Nuestro amado siglo XXI es, ya como cliché, narcisista en grado sumo: "eyes on me, people". 
"¡Miradme, malditos!" sería un buen título para un libro al respecto. Lo voy a poner ahora mismo en el título del post, aunque ya se haya leído al llegar uno aquí. 

En positivo, sin embargo, es muy interesante todo este asunto.
Antes he escrito en negrita el "hoy" y el "casi" al explicar para qué sirve un espejo. Porque resulta que para eso —para vernos— están ni más ni menos que los demás. 
Dicen los personalistas (esos filósofos que centran su reflexión en la persona y sus características) que cada yo necesita un tú que le descubra su propio valor: que no estamos pensados para nosotros mismos, sino para salir; que una personalidad sana implica una autoestima sana, que se consiga en gran parte gracias al amor que el  prójimo le ha regalado a uno. Los demás son el espejo de uno: le sirven para verse... de modo indirecto y eficacísimo: irremplazable. 
"Eh, que eres así", nos dicen los demás. "Eh, que esto lo haces bien". O "Eh, que te queda bien esto".
La Biblia lo dice a su manera: "decid al justo que lo hace bien".... porque si no se lo dirá él mismo. En castellano se expresa con aquel simpático "no tener abuela". Porque, ¡ahí es nada!, el gratuito amor de los demás, que nos construye, es, además, ordenado: primero mis seres más cercanos. Mis padres. Y mis abuelos.
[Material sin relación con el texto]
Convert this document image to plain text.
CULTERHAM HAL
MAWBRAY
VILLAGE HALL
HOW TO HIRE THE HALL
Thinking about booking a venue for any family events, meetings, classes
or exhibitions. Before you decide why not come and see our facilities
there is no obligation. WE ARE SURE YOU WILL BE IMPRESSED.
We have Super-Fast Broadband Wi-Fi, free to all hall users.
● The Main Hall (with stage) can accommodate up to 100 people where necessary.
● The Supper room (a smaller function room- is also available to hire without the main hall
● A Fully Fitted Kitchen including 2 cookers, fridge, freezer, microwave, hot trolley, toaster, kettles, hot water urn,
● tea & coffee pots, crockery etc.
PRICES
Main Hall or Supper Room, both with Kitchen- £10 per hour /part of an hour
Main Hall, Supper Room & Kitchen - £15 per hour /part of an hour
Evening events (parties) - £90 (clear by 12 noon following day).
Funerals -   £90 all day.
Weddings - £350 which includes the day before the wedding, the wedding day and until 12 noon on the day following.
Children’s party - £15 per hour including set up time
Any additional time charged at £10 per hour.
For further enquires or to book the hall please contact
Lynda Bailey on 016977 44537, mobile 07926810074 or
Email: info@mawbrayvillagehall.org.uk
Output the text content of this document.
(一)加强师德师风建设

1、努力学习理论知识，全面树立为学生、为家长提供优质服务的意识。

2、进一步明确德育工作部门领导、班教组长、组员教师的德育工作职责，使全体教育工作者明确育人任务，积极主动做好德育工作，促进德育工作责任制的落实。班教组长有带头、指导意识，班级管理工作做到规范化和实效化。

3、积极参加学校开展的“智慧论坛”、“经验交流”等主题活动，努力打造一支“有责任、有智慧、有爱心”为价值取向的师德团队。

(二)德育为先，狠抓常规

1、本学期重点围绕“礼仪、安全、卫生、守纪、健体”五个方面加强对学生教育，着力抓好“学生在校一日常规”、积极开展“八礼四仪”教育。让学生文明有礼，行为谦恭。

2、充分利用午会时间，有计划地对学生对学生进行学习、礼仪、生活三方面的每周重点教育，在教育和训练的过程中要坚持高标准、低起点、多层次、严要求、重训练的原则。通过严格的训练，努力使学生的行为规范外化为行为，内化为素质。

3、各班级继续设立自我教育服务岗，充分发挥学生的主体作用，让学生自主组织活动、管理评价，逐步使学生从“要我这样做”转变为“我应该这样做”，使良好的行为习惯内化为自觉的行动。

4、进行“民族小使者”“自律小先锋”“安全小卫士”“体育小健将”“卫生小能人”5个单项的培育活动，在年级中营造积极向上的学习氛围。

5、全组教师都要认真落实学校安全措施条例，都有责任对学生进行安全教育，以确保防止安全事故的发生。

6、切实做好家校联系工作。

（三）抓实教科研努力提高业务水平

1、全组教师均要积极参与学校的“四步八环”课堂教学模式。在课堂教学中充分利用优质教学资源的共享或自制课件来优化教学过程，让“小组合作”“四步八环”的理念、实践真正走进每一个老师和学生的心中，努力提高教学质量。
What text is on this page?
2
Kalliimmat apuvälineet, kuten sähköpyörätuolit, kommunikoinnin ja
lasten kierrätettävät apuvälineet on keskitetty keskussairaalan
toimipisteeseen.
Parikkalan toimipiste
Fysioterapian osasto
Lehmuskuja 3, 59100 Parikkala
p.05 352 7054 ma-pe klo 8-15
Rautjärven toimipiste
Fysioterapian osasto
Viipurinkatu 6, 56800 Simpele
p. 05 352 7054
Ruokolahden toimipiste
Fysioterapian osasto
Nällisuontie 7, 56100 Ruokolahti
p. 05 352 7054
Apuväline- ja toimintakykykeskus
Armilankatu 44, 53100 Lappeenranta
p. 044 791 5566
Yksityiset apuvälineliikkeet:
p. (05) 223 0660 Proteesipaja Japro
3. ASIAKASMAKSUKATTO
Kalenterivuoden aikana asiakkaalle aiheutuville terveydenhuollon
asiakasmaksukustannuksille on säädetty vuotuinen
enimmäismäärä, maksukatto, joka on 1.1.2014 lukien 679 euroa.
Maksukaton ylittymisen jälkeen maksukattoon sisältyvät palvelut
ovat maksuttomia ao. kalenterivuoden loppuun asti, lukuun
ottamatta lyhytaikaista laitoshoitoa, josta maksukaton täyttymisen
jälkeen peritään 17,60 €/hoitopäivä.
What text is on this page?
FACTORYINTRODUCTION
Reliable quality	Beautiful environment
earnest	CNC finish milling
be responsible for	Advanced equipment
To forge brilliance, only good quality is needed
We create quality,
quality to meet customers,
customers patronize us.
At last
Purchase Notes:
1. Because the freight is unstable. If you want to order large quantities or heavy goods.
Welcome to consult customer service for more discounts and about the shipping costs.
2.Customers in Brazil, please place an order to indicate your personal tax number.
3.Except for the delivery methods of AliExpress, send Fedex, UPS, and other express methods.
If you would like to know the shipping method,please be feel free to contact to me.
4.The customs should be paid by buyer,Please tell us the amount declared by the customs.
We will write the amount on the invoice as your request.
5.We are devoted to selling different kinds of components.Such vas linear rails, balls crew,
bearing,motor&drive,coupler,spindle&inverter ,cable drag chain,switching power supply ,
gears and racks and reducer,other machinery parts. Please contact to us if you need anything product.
Poco se ha ponderado quizás hasta ahora el increíble papel educativo de los abuelos. 
Conclusión fortísima y psicológicamente exacta: nadie se ve bien si alguien no se lo ha dicho. De modo que, ya adulto, se verá bien por mucho que se le diga —una moda tonta, un tonto amigo, un comentario superficial— que va la cosa mal. La autoestima empieza desde afuera, pasa por uno, y acaba saliendo de nuevo, para querer a otros.  
Todo esto sobre los espejos...

¿Y los retrovisores?
Mucho mejores que los espejos, precisamente por todo lo dicho hace segundos. 
El retrovisor y su uso es signo de madurez: mira lo que hay a tu alrededor, rey, que no vives solo. 
¡Cómo se nota en la gran ciudad que es Barcelona (a extensión me refiero ahora) quién lo usa y quién no!
Conducir es todo una odisea. Y usar el retrovisor, un acto de educación de los más fundamental. 
A la vida misma puede hacerse extensivo: mira a los que tienes alrededor. 
Hay un añadido simpático: usar el retrovisor como espejo. No es la idea. Véase la foto. 

Demos un último paso.
Se trata de combinar las dos cosas: yo y los demás. Yo para los demás. Yo gracias a los demás. Nosotros. Tú y yo. Ambas cosas. No solo los demás: eso no se puede. No es salud mental: no estamos pensados para los demás... sin nosotros mismos. Hay una sana autoestima. 
Viene aquí que ni pintado el anuncio de aquel conductor que llama a alguien para avisar de que llegará tarde porque está en un gran atasco. Y a la pregunta de si hay mucho coche, responde que no sabe, porque está delante de todo. Es un estúpido uso de los retrovisores. Por eso —si lo logra— hace gracia. El retrovisor sirve para mirar a los otros.